As an example, he cited the changes coming thanks to the health-care reform bill pushed through by Obama, which he said are ominous.

"The taxes to support the bill take effect this year but it doesn't take effect policy-wise till 2014," he said. "There are 762 references in the bill to boards to be created to carry out the rules and regulations created in the bill. And that's where you run into great difficulty and great uncertainty.

"We need to empower business to invest capital and take risks," not be snared in regulations, he reminded.

And what about the national budget?

"The worst way to solve the deficit problem is to raise taxes," he warned. "The best way is to solve the spending problem. Then if you need revenue down the line, you can talk about doing something. We don't have a revenue problem in Washington, we have a spending problem."

Isakson said he has been "an equal opportunity person on spending. I voted against two of President Bush's budget bills and I voted against one last year (Obama's) because both had too much spending too much debt."

We're running a $1.6 trillion deficit, which is unsustainable," he said.

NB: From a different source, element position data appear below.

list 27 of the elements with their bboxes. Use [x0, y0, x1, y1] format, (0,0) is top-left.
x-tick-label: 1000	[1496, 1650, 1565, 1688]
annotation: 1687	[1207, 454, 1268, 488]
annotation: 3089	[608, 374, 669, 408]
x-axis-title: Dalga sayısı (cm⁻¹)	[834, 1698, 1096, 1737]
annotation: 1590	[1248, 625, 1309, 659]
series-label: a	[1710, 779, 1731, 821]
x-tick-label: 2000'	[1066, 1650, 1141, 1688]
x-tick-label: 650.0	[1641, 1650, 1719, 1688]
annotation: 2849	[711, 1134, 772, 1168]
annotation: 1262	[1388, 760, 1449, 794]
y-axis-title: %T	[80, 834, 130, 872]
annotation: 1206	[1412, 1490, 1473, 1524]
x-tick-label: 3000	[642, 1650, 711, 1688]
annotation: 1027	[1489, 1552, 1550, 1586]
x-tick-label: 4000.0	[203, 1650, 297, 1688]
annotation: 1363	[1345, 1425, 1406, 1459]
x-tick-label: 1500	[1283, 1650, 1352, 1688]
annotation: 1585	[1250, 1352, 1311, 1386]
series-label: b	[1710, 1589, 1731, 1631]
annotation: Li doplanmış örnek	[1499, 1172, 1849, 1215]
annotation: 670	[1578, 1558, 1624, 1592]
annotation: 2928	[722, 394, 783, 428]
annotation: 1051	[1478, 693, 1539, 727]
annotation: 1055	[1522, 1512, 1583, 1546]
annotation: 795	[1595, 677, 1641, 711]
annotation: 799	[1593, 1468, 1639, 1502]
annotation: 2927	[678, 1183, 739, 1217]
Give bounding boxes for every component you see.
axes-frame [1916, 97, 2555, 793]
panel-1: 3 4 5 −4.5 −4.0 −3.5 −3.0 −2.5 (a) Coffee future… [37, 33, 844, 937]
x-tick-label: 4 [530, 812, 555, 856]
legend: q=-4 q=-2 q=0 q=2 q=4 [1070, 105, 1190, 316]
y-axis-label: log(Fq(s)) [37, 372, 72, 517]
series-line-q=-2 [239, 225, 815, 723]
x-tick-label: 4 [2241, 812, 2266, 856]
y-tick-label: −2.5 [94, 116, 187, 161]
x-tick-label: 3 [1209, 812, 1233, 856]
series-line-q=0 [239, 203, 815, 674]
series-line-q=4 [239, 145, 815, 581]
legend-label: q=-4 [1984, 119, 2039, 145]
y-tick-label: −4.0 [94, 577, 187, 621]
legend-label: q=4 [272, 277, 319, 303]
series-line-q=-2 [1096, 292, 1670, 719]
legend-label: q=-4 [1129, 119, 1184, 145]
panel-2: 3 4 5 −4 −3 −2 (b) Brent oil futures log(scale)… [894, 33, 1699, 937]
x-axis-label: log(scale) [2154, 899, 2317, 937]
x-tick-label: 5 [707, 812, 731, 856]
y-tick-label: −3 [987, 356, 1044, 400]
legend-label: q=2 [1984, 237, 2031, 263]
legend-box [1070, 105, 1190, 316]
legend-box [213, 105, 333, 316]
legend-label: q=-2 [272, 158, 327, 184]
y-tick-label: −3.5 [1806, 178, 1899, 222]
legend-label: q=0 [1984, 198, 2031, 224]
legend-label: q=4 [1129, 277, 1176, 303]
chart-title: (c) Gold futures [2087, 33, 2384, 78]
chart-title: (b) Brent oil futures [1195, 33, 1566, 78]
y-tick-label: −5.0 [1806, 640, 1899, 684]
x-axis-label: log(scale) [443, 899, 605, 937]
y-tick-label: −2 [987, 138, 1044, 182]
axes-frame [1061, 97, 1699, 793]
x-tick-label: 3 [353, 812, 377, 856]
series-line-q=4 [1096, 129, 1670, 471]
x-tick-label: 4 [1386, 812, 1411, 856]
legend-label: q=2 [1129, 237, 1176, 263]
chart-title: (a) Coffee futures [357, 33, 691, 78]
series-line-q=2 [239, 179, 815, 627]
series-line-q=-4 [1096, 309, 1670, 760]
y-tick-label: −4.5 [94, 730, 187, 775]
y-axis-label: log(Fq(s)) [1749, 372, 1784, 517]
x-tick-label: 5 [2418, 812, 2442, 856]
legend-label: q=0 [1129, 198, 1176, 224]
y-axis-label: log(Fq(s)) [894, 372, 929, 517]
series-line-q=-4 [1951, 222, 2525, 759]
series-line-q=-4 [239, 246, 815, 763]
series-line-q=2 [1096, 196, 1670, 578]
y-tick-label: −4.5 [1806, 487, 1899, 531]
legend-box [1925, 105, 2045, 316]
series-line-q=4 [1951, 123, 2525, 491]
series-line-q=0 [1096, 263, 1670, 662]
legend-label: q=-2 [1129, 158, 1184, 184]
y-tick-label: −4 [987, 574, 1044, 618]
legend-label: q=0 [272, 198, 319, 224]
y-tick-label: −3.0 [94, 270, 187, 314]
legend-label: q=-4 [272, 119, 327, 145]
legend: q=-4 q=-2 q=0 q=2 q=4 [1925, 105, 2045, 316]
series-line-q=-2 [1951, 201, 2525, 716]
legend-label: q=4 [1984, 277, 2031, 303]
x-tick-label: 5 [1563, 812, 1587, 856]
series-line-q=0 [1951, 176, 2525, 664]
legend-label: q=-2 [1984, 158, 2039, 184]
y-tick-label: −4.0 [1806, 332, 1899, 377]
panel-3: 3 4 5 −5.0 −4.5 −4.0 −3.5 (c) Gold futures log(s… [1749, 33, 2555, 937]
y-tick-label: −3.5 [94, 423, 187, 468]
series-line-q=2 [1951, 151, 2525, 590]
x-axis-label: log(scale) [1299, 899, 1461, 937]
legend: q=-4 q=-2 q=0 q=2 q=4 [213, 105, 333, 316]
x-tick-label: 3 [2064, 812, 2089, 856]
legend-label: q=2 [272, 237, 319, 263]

And the national debt has now exploded to $13 trillion.

Isakson told the group about a speech earlier in the week in Albany at which he was asked by a farmer how much a trillion is.

"I tried as hard as I could to explain it, but I just couldn't," he said. "I was stumped."

When he got back home in east Cobb he explained his problem to his wife, Diane, who suggested he calculate how many years have to by for a trillion seconds to go by.

"So I multiplied 60 (seconds) times 60 (minutes) times 24 (hours) times 365 (days), and then divided it into one trillion," Isakson said.

"The answer is that it would take 31,709 years to go by to equal one trillion. And we're talking about $13 trillion in debt." "We're on a cataclysmic course toward runaway inflation and devaluation of hard assets," he warned. "We've got time to fix it, but people in D.C. need to understand that unless we get our arms around it, there is nothing we're going to be able to do to stop that runaway train. If we can keep regulation and tax policy where it's unpredictable when you do business, we're going to continue to have the high unemployment you see today."

As for water, the senator thinks the 20-year water wars between Georgia, Florida and Alabama are near a settlement.

"I think we're in reach of a favorable ruling from the courts on that," he said. And as for war, he thinks Gen. Petraeus will soon have a grip on the War in Afghanistan.

"To leave without victory would restore a home base for terror, and would restore the Taliban to power," he said. "They are evil people and would have a free hand in that region."

"Terrorism is the ultimate battle between good and evil. And as difficult as it is to experience the losses that we have in Afghanistan, to turn our backs and allow terrorism to claim victory would be a decision the US would regret for a long, long time."

Well put, senator.

Bill Kinney is associate editor of the Marietta Daily Journal.